The next big thing on my financial to do list is to consolidate my credit debt. I have three cards left with sizable amounts (3-7k each.) I feel like I don’t make progress in getting down the debt since I feel like I am throwing money in so many different directions. I feel like getting down one mountain of debt at one interest rate would be best for me.
I wanted to get other thoughts. Has anyone done this? Is it recommended? If you did it, what was/is your experience like? Any and all thoughts/feedback/advice is appreciated. Thank you!
It sounds like you are looking at doing this for emotional reasons. Ideally I think you’d be addressing both the emotional and the math side of things, so consolidating the three cards to something with a lower rate so you are paying less interest over time.
My guess is that if you consolidated you would need to have one card that you paid off monthly for the day to day spending, so you didn’t accrue any additional interest on that, and then have your consolidated debt in a second spot which you only pay down and never use.
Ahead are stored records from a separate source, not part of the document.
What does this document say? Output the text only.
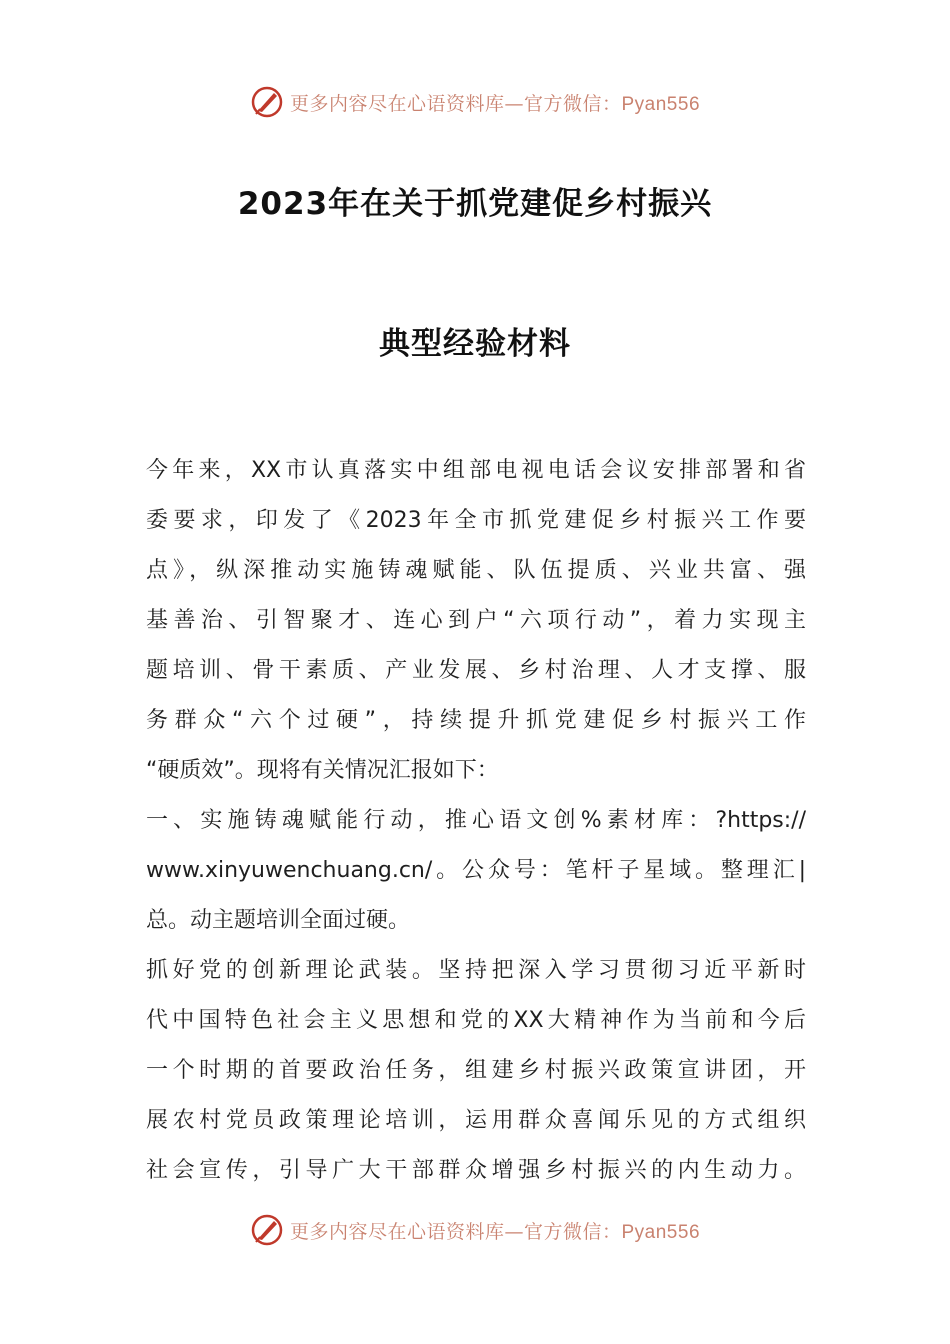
更多内容尽在心语资料库—官方微信：Pyan556
2023年在关于抓党建促乡村振兴
典型经验材料
今年来，XX市认真落实中组部电视电话会议安排部署和省
委要求，印发了《2023年全市抓党建促乡村振兴工作要
点》，纵深推动实施铸魂赋能、队伍提质、兴业共富、强
基善治、引智聚才、连心到户“六项行动”，着力实现主
题培训、骨干素质、产业发展、乡村治理、人才支撑、服
务群众“六个过硬”，持续提升抓党建促乡村振兴工作
“硬质效”。现将有关情况汇报如下：
一、实施铸魂赋能行动，推心语文创%素材库：?https://
www.xinyuwenchuang.cn/。公众号：笔杆子星域。整理汇|
总。动主题培训全面过硬。
抓好党的创新理论武装。坚持把深入学习贯彻习近平新时
代中国特色社会主义思想和党的XX大精神作为当前和今后
一个时期的首要政治任务，组建乡村振兴政策宣讲团，开
展农村党员政策理论培训，运用群众喜闻乐见的方式组织
社会宣传，引导广大干部群众增强乡村振兴的内生动力。
更多内容尽在心语资料库—官方微信：Pyan556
This would only work if you have your spending under control enough to use those two cards as above, and you’ve addressed whatever it was that ended up with over 10k in cc debt.
I’m guessing the other approach is to snowball in some way - take the card, put them in an order that is pleasing to you (smallest amount to highest, or highest rate to lowest, or most emotionally draining to least, whatever you think will work from a motivation perspective), pay off the minimum in each card, and put everything additional into the card that is first on the list. Then when you have paid the first one down, do the same with the next card, and then when you get to the final one, you have all the money going there.
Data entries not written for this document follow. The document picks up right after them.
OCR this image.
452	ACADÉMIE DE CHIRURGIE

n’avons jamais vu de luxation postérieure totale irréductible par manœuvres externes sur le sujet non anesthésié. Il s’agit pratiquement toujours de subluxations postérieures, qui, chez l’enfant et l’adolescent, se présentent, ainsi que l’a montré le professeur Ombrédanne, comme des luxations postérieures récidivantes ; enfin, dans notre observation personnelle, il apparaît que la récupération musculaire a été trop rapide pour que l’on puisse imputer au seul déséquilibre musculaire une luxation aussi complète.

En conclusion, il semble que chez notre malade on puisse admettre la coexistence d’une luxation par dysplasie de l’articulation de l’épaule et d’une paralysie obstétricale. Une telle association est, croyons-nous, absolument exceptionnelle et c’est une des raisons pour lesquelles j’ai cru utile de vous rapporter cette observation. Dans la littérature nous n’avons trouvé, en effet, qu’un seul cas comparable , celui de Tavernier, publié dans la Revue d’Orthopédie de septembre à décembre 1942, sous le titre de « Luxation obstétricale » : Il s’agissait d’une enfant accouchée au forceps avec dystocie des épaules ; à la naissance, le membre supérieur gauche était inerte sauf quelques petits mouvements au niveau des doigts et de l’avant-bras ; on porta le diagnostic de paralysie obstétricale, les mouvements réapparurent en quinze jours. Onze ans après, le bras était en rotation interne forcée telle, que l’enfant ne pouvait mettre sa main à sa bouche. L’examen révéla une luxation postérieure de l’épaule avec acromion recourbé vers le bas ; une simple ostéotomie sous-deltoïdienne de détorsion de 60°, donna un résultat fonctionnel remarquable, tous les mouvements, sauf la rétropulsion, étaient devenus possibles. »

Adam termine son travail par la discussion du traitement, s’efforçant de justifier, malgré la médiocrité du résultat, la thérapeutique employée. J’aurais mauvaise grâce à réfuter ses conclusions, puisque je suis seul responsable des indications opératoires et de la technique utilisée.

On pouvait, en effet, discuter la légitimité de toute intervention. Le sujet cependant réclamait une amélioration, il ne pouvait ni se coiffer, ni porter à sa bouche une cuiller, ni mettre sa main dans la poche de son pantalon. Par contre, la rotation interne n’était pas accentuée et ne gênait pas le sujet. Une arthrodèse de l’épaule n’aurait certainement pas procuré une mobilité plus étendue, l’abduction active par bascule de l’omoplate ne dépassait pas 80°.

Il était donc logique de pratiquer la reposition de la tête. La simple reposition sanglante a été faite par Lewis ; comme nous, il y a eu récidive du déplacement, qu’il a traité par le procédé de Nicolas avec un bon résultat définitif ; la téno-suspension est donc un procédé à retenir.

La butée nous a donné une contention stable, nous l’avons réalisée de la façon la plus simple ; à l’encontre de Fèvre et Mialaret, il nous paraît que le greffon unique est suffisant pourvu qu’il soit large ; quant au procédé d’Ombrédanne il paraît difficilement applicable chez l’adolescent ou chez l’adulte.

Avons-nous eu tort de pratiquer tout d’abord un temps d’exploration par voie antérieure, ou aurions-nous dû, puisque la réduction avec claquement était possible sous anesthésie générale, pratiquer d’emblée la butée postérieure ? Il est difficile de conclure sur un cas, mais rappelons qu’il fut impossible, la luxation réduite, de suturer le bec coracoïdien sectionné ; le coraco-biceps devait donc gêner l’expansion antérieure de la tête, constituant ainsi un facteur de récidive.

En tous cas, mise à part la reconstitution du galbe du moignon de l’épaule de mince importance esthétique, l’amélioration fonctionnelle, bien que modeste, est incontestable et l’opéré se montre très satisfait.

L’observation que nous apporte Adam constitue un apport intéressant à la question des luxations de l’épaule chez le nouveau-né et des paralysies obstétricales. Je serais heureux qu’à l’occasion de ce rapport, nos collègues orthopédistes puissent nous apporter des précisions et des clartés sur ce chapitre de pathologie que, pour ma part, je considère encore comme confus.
We refinanced our mortgage a few years back. Part of the credit union’s requirement was that we eliminate all the cc debt, or most of it, so we rolled the $ into the mortgage.
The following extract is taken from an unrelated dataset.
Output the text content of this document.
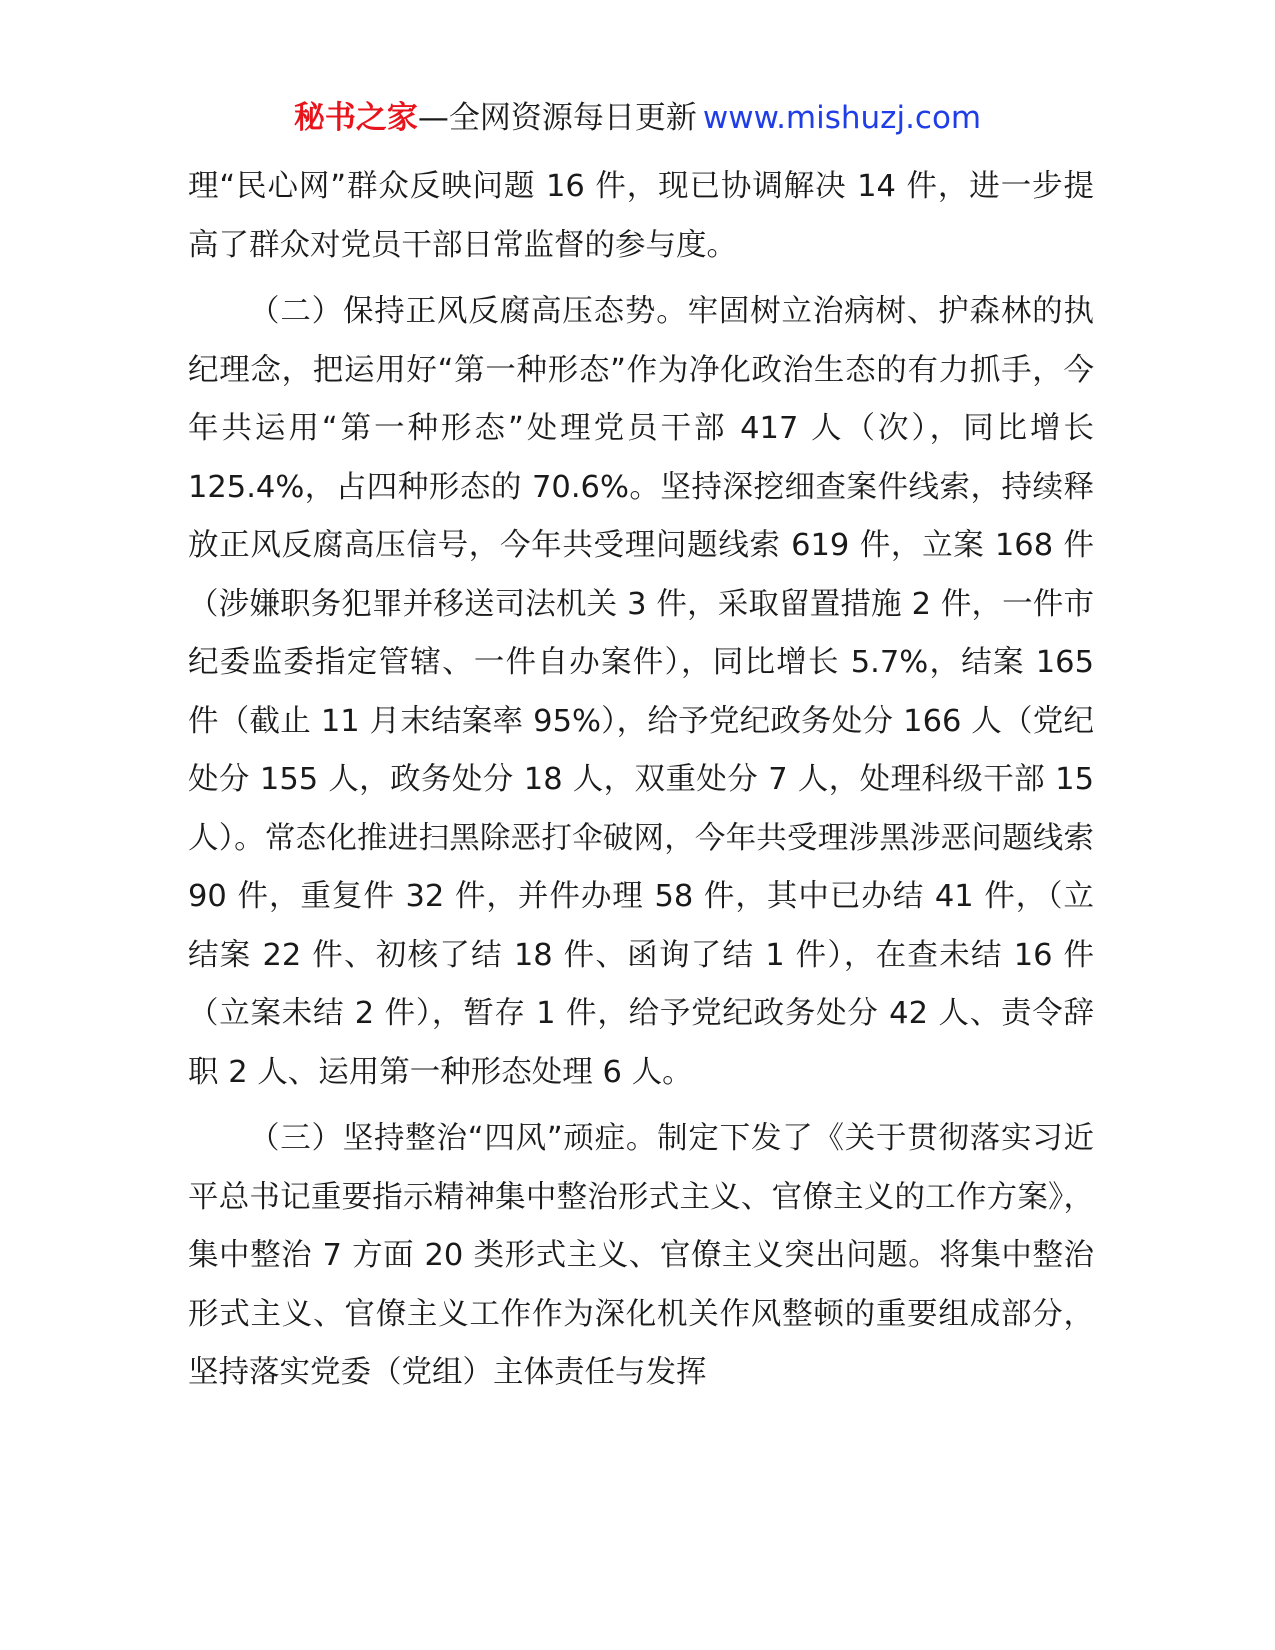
秘书之家—全网资源每日更新 www.mishuzj.com

理“民心网”群众反映问题 16 件，现已协调解决 14 件，进一步提高了群众对党员干部日常监督的参与度。

（二）保持正风反腐高压态势。牢固树立治病树、护森林的执纪理念，把运用好“第一种形态”作为净化政治生态的有力抓手，今年共运用“第一种形态”处理党员干部 417 人（次），同比增长 125.4%，占四种形态的 70.6%。坚持深挖细查案件线索，持续释放正风反腐高压信号，今年共受理问题线索 619 件，立案 168 件（涉嫌职务犯罪并移送司法机关 3 件，采取留置措施 2 件，一件市纪委监委指定管辖、一件自办案件），同比增长 5.7%，结案 165 件（截止 11 月末结案率 95%），给予党纪政务处分 166 人（党纪处分 155 人，政务处分 18 人，双重处分 7 人，处理科级干部 15 人）。常态化推进扫黑除恶打伞破网，今年共受理涉黑涉恶问题线索 90 件，重复件 32 件，并件办理 58 件，其中已办结 41 件，（立结案 22 件、初核了结 18 件、函询了结 1 件），在查未结 16 件（立案未结 2 件），暂存 1 件，给予党纪政务处分 42 人、责令辞职 2 人、运用第一种形态处理 6 人。

（三）坚持整治“四风”顽症。制定下发了《关于贯彻落实习近平总书记重要指示精神集中整治形式主义、官僚主义的工作方案》，集中整治 7 方面 20 类形式主义、官僚主义突出问题。将集中整治形式主义、官僚主义工作作为深化机关作风整顿的重要组成部分，坚持落实党委（党组）主体责任与发挥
Yes, that turns it into long-term rather than a short-term debt, but at the time it cut our interest rate in about 1/2 too. All of a sudden we had almost no cc debit and have overpaid the mortgage since the refi.
I haven’t done this, but I think it is a good idea, and there are a lot of great cards out there that eliminate interest for rollovers (assuming you qualify for something like that). You’d need to have a very specific plan outlined for how you will avoid debt in the future, specifically for the time you are paying down the rollovers, but ideally long term as well. Have you thought good long and hard about how you got to this place?
My one caveat (as a person with almost nil risk tolerance)—What if an emergency happens? Do you have an emergency fund you can pull from rather than add to debt?
ETA: have you tried negotiating interest rates for the debt at all? I did this twice when paying down my last CC and it made a difference—almost 5% in interest removed with a single easy phone call.
I have found the snowball method has stressed me out because of still trying to maintain the different payments. I have and am planning to review an updated YTD report of my spending so I have an accurate budget and know where to trim because you’re spot on. I have to ask myself what caused the spending. And yep, lower interest rate and one payment is the goal. Ideally I would like to not spend on a CC at all but I do have a few items that get billed to a cc regularly but I can budget for those in cash so I can pay it off each month.
I think you will need to have a second card for those items that you are buying on credit, because otherwise you will start paying interest on them right away, even if you are paying off those individual items each month. You have no grace period for any items purchased once you are carrying a balance.